The Mayo Clinic noted unsaturated fat in fatty fish has been linked to cholesterol reduction. Omega-3s in fish have also been shown to reduce inflammation, which can be a serious contributor to damaged blood vessels, heart disease, and stroke.
Cod liver has been used to fortify human health for centuries, with its first use in medicine dating back to 1789 when it was used to treat rheumatism.
Extracted from the liver of Atlantic cod, cod liver oil contains high levels of omega-3 fatty acids, as well as vitamins A and D.
The tiny crustacean krill is rich in omega-3 DHA and EPA. Krill oil is unique in that its EPA and DHA are bound to phospholipids, whereas other marine oils are in the triglyceride form. Phospholipids are more easily dispersed in water and stomach acid, leading to fewer “fishy burps”—a common complaint from fish-oil users.
Grand View Research predicted the global krill oil market will reach $709.4 million by 2025, largely thanks to “increasing awareness regarding omega-3 deficiency and growing demand for dietary supplements.”
Indigenous to the shores of New Zealand, green-lipped mussel (Perna canaliculus) provides a potent source of omega-3 fatty acids, in addition to furan fatty acids that act as potent antioxidants.
This combination of fatty acids is known to inhibit inflammation. As a result, green-lipped mussel is often used for joint health, with research indicating its benefits for managing osteoarthritis.
Experts suggest microalgae is the best and most efficient form of vegan omega-3s for those avoiding the consumption of fish or crustaceans.
While nuts and seeds offer alpha-linolenic acid (ALA), which must then be converted to EPA and DHA by the body, algae provide a plant-based omega-3 already in the EPA and DHA form.

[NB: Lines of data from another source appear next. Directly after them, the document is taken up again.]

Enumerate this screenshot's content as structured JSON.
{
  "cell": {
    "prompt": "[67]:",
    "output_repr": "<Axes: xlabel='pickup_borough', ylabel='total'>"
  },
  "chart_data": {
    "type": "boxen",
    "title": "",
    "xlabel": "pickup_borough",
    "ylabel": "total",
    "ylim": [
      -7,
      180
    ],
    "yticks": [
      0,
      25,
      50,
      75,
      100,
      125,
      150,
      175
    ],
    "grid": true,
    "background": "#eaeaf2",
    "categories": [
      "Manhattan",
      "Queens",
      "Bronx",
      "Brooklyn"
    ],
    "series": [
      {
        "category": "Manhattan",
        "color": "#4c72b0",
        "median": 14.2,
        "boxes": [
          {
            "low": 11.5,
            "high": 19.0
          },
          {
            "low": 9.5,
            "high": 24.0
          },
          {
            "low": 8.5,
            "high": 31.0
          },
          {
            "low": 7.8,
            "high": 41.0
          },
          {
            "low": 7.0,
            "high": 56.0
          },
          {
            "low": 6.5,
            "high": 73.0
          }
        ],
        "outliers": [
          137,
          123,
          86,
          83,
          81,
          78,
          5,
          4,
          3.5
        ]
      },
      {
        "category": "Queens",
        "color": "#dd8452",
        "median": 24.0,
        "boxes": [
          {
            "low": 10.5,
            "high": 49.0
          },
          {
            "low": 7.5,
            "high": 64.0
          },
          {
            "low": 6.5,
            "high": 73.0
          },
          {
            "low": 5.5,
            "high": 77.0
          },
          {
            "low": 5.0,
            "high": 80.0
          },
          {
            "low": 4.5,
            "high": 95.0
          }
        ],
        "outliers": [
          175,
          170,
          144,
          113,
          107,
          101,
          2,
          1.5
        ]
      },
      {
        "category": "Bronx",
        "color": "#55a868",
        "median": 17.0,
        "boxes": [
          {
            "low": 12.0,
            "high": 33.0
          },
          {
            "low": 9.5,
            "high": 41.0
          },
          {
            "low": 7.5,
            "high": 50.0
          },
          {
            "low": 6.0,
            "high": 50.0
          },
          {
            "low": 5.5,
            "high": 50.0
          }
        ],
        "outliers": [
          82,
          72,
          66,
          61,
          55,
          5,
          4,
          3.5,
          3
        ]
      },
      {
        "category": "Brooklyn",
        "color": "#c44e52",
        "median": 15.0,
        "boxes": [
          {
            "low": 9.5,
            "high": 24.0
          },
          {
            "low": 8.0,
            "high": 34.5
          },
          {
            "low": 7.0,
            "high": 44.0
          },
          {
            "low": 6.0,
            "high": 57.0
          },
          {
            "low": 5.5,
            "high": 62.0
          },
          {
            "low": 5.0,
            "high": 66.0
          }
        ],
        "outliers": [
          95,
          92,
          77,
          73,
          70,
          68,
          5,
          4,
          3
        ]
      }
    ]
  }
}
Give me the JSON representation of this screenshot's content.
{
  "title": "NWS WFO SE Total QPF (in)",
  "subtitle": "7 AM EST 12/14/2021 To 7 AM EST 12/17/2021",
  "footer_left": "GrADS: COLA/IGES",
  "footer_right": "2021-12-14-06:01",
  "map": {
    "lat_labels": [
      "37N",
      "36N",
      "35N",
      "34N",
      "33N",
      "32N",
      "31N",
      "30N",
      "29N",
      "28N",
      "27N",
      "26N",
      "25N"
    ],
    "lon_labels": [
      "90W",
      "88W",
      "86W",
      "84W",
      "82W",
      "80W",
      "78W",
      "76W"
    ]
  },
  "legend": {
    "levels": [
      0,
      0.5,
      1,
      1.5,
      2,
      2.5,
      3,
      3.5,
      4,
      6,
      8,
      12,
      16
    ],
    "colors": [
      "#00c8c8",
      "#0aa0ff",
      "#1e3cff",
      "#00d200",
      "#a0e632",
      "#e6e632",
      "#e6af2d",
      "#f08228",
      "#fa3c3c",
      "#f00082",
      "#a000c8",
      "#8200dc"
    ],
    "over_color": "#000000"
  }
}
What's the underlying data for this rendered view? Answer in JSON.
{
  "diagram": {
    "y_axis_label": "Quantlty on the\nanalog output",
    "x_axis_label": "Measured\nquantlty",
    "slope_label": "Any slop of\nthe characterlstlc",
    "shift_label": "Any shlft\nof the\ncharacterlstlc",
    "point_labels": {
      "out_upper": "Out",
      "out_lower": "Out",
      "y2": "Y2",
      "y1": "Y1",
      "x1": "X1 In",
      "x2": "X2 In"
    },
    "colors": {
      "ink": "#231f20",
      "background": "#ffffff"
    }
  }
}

While converting ALA to EPA and DHA is not the most efficient way to get omega-3s into the body, ALA does offer a host of health benefits. ALA from foods like chia, hemp, and flax have been linked to lower rates of heart disease and diabetes.
Nuts and seeds rich in ALA are also valuable sources of protein, fiber, vitamins, and minerals.
Genetically modified (GM) plants are being explored as a sustainable way to source omega-3s for human nutrition, without overextending the supply provided by Mother Nature. Those advocating for GM crops providing omega-3s see it as a way to protect marine life while offering a way to limit levels of contamination from heavy metals, dioxins, and polychlorinated biphenyls (PCBs) found in traditional fish oil.
Cargill and BASF are co-developing a renewable, plant-based source of omega-3 fatty acids in the form of canola oil. Meanwhile, Rothamsted Research in the U.K. is experimenting with harvesting genome edited (GE) Camelina sativa as a source of supplemental omega-3s.